L’Encyclopédie de l’Univers Viking
SKARÐ
Nom vieux-norrois désignant une entaille, une échancrure, une brèche ou une partie manquante sur le bord d’un objet. Le mot peut aussi s’employer pour une fente de la lèvre et, dans un contexte astronomique, pour la portion non éclairée ou comme terme descriptif d’un croissant lunaire.

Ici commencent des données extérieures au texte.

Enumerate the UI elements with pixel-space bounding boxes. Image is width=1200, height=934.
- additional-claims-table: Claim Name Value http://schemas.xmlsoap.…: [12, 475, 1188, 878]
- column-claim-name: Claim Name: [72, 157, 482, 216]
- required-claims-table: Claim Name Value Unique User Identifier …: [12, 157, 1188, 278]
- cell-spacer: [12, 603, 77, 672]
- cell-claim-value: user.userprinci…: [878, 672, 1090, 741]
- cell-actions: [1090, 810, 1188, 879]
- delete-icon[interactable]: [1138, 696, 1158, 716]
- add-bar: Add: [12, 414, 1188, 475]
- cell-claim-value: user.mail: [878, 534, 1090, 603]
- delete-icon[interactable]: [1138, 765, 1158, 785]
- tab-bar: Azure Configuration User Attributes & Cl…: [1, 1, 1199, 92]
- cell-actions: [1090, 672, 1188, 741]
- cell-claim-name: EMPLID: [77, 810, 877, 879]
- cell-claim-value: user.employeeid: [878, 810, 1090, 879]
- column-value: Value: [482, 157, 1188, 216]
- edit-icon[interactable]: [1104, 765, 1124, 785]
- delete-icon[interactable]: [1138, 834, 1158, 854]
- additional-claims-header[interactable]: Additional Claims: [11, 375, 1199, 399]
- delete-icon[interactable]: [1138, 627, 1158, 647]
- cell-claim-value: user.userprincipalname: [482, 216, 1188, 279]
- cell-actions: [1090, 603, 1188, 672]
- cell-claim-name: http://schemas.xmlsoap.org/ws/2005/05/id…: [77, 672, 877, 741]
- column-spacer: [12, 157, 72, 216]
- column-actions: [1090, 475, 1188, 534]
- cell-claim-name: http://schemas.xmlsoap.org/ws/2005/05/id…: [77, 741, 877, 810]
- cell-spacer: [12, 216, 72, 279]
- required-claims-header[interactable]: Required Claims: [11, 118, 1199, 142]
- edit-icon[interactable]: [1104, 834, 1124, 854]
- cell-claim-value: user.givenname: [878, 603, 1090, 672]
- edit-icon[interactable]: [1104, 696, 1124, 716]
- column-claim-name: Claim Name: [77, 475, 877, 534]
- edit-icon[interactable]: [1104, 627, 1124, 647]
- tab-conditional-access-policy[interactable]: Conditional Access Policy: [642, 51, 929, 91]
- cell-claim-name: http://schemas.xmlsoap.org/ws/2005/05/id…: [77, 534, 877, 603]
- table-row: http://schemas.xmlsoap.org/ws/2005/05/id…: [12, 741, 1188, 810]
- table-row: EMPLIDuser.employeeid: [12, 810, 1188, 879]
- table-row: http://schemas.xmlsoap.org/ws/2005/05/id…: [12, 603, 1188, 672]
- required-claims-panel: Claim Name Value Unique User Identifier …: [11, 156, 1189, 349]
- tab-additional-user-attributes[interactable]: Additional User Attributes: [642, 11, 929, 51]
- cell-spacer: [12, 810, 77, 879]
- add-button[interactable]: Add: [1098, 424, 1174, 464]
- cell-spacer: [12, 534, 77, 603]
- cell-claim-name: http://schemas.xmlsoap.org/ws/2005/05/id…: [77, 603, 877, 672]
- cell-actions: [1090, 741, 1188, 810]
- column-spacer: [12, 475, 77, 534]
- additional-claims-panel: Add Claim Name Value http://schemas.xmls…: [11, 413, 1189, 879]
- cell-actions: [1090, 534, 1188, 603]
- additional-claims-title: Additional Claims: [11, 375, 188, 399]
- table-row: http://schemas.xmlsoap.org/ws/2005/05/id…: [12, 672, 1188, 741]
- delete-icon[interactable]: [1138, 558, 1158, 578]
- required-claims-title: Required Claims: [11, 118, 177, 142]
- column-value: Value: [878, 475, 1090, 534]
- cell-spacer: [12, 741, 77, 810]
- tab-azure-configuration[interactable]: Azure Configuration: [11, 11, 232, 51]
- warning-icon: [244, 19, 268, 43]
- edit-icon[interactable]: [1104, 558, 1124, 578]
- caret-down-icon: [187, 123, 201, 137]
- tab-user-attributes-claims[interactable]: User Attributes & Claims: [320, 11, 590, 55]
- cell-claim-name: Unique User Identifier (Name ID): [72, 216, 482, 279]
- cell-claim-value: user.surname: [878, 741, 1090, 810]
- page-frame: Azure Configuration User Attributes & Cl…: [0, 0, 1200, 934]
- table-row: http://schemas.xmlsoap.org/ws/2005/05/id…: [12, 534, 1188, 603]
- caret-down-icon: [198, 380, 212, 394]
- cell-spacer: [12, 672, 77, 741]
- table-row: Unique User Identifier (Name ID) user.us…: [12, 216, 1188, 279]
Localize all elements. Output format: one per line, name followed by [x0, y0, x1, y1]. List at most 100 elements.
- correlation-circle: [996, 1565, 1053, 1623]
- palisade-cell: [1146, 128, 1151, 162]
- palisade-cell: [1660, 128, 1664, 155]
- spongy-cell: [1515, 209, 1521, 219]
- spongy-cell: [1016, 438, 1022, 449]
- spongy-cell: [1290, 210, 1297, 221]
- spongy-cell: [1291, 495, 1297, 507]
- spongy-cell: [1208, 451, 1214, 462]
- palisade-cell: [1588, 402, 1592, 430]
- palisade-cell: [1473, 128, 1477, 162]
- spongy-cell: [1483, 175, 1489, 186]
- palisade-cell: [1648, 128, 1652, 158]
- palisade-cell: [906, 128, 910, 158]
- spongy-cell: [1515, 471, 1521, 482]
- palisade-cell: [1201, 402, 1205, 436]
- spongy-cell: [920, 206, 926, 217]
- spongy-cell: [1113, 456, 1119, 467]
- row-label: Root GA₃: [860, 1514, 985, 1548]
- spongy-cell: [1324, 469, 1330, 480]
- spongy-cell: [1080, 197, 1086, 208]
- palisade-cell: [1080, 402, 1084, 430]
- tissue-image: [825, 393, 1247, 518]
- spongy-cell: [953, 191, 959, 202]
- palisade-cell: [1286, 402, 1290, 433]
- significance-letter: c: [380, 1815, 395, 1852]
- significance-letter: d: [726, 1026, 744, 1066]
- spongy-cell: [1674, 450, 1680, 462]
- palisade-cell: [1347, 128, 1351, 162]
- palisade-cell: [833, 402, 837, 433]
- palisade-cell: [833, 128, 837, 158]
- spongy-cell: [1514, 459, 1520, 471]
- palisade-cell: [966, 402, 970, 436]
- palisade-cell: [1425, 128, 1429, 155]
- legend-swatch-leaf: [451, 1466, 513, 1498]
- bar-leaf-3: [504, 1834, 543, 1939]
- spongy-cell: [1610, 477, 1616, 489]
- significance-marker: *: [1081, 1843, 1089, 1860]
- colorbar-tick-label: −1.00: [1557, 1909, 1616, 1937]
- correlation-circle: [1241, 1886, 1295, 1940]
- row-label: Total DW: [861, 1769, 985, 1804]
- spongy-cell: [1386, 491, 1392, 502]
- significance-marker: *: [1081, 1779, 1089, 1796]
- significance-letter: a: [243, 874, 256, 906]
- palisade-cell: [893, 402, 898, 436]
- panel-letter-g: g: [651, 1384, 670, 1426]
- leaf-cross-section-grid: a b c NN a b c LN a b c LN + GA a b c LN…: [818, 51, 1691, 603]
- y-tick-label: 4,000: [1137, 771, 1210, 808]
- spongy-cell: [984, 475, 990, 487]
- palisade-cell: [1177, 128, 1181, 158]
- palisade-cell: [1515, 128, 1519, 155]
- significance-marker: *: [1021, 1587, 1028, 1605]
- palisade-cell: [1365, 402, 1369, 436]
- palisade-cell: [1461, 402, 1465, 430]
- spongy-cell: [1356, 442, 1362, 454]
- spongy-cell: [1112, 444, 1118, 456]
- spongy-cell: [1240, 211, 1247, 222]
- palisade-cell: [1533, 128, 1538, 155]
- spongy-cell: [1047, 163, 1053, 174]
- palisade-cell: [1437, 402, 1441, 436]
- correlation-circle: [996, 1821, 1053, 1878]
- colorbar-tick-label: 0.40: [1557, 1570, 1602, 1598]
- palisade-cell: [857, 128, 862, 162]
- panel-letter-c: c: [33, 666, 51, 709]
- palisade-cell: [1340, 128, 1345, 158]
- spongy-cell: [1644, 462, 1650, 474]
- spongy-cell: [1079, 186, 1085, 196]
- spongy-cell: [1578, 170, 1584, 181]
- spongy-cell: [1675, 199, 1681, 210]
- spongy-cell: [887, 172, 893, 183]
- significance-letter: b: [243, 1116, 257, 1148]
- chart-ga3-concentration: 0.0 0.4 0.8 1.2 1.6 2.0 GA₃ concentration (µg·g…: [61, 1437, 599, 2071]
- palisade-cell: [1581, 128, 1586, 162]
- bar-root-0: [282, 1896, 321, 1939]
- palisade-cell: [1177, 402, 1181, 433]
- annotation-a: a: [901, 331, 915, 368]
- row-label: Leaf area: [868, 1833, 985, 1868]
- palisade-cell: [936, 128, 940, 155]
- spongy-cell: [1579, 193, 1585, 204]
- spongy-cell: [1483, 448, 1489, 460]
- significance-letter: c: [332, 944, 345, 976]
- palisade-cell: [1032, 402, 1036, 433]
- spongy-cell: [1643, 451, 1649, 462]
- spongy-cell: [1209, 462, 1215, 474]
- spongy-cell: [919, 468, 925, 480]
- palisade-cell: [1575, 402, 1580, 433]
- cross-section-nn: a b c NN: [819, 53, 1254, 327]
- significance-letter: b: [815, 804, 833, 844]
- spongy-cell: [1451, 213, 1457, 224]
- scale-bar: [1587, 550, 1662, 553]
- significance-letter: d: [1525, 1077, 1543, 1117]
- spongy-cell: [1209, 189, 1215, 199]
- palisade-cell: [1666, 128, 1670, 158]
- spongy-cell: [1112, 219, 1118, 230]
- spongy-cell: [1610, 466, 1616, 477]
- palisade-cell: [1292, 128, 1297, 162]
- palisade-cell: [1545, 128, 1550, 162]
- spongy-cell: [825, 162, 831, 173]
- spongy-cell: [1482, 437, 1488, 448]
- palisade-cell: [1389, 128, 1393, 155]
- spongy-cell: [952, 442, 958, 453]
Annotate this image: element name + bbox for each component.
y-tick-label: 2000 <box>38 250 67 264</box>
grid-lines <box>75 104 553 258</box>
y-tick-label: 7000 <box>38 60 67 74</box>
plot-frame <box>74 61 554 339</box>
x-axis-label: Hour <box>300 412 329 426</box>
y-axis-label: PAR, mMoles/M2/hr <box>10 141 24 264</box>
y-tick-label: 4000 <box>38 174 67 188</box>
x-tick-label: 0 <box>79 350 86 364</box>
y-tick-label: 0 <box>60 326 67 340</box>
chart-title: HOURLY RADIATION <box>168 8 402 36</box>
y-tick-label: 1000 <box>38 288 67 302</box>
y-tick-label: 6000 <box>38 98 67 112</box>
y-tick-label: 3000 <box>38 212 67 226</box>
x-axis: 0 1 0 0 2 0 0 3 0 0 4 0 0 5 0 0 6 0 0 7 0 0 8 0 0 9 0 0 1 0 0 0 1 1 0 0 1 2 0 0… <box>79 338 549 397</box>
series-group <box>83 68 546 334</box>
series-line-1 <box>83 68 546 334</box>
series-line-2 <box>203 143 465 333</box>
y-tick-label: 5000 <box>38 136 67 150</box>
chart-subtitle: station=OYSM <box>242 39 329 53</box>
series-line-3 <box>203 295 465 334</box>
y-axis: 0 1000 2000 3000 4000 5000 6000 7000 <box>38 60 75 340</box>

L’entrée repose sur des attestations historiques, lexicales ou documentaires solides, à replacer dans leur contexte.
Comprendre le terme
Skarð est attesté dans des textes nordiques médiévaux pour décrire une détérioration ou une interruption du bord d’un objet, notamment une encoche dans une lame ou un fragment manquant à un récipient. L’expression skarð í vör signifie littéralement « entaille dans la lèvre » et désigne une fente labiale. Le terme apparaît également dans des descriptions de la lune et dans un contexte juridique relatif au cuir.
Contexte historique
Le mot appartient au vocabulaire courant du vieux norrois et se rencontre durant la période viking et au Moyen Âge nordique. Il relève d’un champ lexical concret, lié aux formes, aux défauts et aux altérations des objets ou du corps, plutôt que d’une notion religieuse ou institutionnelle particulière.
Usage et fonction
Skarð sert principalement à nommer une coupure, une encoche, une ouverture ou une partie absente sur le bord d’un objet. Il peut qualifier une lame ébréchée, le bord d’un récipient endommagé, une fente anatomique ou une marque pratiquée dans une peau. Son emploi à propos de la lune est descriptif et ne permet pas, à lui seul, d’établir un vocabulaire astronomique systématique.
Ce que l’on sait
Le terme désigne une entaille ou une échancrure. Il peut se rapporter à un objet dont le bord est ébréché ou auquel il manque une partie. Skarð í vör désigne une fente de la lèvre. Des emplois textuels l’associent aussi à une partie non éclairée ou échancrée du disque lunaire, ainsi qu’à l’action d’enlever une portion de cuir.
Ce qui est débattu
La traduction exacte varie selon le contexte entre « entaille », « encoche », « brèche », « ébréchure », « fente » et « partie manquante ». L’interprétation précise des passages consacrés à la lune n’est pas entièrement univoque : ils peuvent être rapprochés d’une description des phases lunaires, sans que les sources permettent d’établir une terminologie astronomique uniforme.
Idées reçues et confusions fréquentes
Skarð ne désigne pas en lui-même une divinité, un être surnaturel ou un symbole religieux. Son emploi dans une description de la Lune ne constitue pas l’attestation d’un culte lunaire.
À retenir
Skarð est avant tout un terme concret décrivant une interruption, une coupure ou une partie manquante. Ses emplois anatomiques, matériels et lunaires montrent une extension sémantique, mais aucune fonction rituelle ou symbolique particulière n’est explicitement attestée.